Sömürgeci Osmanlı gibi, sömürgeci Sırbistan ve içinde yer aldığı Yugoslavya devleti de Arnavutların “azimli” ve “inatçı” efsane direnişleriyle parçalanmıştır.
Kürt Özgürlük Hareketi de Arnavutların bağımsızlık mücadelesini parçalanmış Kürdistan için örnek olarak görmektedir.
Osmanlı’nın sömürgecilik rolü
Osmanlı, genellikle Batılı sömürgecilik modellerinden farklı bir şekilde ele alınsa da, Balkanlar, Orta Doğu, Kafkaslar ve Kuzey Afrika’da uyguladığı politikalar sömürgeciliktir. Özellikle:
- Yerel halkların kaynaklarının Osmanlı merkezine aktarılması,
- Kültürel asimilasyon politikaları,
- Yerel elitlerin Osmanlı kontrolüne alınması, bu eleştirilerin temel noktaları olarak görülüyordu.
Arnavutlar, Osmanlı’nın bu politikalarına karşı direniş gösteren en önemli halklardan biri olmuş ve ulusal kimliklerini koruma mücadelesini başarıyla sürdürmüştür.
Bugün Filistin’in de ve bölgedeki çok sayıda Müslüman halkların da kötü koşullarından sorumlu olanların başında sömürgeci Osmanlı devleti gelmektedir.
Osmanlı, yalnızca Balkanlar’da değil, Kuzey Afrika ve diğer sömürgeleştirdiği topraklarda da yerel halklara büyük acılar yaşattı. Bugün Filistin’in içinde bulunduğu kötü durumdan da Osmanlı ve diğer sömürgeci güçlerin büyük payı var. Osmanlı sömürgeciliğini yücelten “Osmanlı gitti, daha kötü oldular” gibi söylemler, Gazze’de yaşanan işgal ve katliamlar gündeme geldikçe, yeniden dolaşıma giriyor.
Bağımsızlık mücadelesi bir direniş öyküsüdür
Arnavutların Osmanlı’ya karşı verdikleri mücadele, dünya genelindeki bağımsızlık hareketleri için bir örnek teşkil etmektedir. Arnavutlar, Osmanlı sonrası dönemde de birleşme ve bağımsızlık mücadelesini sürdürmüş, farklı bölgelerdeki halklar için ilham kaynağı olmuştur. Ancak Osmanlı’nın bıraktığı parçalanmışlık mirası, bugün bile Arnavutların ulusal bütünlük arayışını zorlaştırmaktadır.

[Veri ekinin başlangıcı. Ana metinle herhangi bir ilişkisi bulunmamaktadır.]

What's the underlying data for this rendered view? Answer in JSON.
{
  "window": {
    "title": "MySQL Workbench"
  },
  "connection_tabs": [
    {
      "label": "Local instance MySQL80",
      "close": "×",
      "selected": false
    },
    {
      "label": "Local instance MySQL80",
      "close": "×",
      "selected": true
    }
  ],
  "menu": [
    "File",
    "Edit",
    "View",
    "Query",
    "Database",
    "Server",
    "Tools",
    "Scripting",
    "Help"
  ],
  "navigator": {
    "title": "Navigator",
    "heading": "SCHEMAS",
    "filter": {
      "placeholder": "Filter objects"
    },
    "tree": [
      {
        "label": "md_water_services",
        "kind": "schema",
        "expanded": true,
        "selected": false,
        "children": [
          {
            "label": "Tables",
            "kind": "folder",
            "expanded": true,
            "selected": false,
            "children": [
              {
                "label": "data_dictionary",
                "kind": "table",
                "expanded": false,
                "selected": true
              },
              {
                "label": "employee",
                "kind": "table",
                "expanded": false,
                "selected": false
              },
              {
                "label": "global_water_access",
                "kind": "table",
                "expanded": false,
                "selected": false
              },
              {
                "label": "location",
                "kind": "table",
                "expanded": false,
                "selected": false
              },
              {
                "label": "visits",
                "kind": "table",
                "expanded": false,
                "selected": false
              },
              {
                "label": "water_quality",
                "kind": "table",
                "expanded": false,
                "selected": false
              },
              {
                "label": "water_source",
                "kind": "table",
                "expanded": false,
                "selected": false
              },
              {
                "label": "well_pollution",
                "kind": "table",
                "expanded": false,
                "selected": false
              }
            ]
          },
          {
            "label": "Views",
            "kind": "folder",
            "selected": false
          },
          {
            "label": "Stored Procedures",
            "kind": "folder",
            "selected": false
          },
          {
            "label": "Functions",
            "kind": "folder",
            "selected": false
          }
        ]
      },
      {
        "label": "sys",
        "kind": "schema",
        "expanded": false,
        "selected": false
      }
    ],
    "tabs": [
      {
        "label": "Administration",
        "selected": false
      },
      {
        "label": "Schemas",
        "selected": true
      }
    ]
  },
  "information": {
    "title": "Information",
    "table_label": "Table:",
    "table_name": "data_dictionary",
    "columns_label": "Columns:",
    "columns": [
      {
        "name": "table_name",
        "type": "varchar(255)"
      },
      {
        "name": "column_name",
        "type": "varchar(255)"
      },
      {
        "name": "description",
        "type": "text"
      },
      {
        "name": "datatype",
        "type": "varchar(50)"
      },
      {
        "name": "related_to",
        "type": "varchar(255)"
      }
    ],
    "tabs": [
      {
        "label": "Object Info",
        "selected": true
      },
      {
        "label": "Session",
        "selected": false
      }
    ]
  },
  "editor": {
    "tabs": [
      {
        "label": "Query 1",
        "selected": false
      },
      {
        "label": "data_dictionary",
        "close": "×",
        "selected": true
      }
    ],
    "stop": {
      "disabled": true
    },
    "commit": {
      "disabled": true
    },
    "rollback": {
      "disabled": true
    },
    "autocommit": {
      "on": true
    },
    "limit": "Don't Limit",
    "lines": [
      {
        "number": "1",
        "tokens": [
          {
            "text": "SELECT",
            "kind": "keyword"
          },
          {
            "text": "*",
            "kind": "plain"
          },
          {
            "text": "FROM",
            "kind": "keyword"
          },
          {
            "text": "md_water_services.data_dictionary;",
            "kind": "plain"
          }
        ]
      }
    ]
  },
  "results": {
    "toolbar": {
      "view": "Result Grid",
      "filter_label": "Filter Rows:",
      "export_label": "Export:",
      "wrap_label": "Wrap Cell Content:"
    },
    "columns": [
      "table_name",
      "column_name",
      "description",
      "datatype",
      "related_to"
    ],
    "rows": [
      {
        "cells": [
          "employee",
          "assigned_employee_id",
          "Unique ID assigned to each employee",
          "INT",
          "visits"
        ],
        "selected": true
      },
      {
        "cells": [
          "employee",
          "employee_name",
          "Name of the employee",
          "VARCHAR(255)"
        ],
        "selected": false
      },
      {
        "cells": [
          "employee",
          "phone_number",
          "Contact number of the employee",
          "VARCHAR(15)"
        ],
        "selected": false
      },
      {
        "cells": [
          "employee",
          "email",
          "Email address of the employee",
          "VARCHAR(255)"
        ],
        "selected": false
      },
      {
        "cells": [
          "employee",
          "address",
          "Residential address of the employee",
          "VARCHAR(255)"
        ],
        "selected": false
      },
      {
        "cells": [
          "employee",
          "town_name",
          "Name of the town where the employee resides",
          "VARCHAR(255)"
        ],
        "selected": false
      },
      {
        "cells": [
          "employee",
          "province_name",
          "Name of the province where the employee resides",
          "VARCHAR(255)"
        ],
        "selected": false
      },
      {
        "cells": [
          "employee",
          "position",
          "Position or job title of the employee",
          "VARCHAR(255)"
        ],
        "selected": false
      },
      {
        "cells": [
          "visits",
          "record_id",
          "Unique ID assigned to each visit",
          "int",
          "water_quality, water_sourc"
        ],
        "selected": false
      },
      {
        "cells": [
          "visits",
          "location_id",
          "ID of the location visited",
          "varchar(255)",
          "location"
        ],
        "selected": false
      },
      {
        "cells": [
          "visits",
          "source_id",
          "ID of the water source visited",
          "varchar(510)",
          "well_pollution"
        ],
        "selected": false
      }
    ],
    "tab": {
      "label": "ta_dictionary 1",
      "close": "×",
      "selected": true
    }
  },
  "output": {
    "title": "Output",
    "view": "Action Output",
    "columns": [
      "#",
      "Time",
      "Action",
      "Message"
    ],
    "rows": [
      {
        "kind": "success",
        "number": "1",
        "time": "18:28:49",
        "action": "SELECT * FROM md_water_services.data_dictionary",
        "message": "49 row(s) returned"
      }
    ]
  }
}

Arnavutların bu mücadelesi, yalnızca Osmanlı’ya değil, Sırbistan, Karadağ ve diğer egemen güçlere karşı da devam etmiş ve ulusal kurtuluş hareketlerinin sembolü haline gelmiştir.
Sömürgeci Yugoslavya’nın parçalanmasının baş mimarı, Arnavut halkının haklı ve onurlu ulusal kurtuluş mücadelesidir.

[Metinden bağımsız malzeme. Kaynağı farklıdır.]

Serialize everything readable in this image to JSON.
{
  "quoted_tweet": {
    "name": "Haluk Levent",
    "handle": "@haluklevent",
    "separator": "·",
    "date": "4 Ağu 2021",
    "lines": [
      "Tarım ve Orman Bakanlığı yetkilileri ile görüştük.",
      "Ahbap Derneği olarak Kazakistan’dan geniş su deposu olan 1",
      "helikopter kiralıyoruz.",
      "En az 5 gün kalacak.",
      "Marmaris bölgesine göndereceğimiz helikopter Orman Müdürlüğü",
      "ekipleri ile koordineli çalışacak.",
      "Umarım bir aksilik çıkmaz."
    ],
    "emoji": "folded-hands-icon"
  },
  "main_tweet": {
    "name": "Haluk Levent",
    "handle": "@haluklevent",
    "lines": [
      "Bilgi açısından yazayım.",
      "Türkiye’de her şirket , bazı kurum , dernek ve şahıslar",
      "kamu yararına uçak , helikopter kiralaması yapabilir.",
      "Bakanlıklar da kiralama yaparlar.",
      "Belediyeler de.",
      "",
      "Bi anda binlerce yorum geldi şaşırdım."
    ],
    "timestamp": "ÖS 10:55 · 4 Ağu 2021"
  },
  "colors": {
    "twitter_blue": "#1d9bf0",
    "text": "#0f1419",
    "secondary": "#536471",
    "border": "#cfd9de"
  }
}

Sömürgeci-sömürge ilişkini görmek istemeyen, özellikle, sadece “sağ, ırkçı ve ulusalcılar” tarafından değil, bir kısım “sol” tarafından da dillendirilen “Bizi arkamızdan vurdular” ve “Yugoslavya gibi parçalanalım mı?” gibi söylemler, sömürgeciliğin devamına onaydır. Sömürgeci Osmanlı gibi, sömürgeci Yugoslavya’nın da parçalanması halklara “hayırlı” olmuştur. Dünyanın tüm sömürgecilerinin parçalanması, tüm halkların yararınadır…
Kahrolsun sömürgecilik!
Yaşasın bağımsızlık!
Poshtë kolonializmi! Rroftë pavarësia!
Yaşasın halkların kendi kaderini tayin hakkı!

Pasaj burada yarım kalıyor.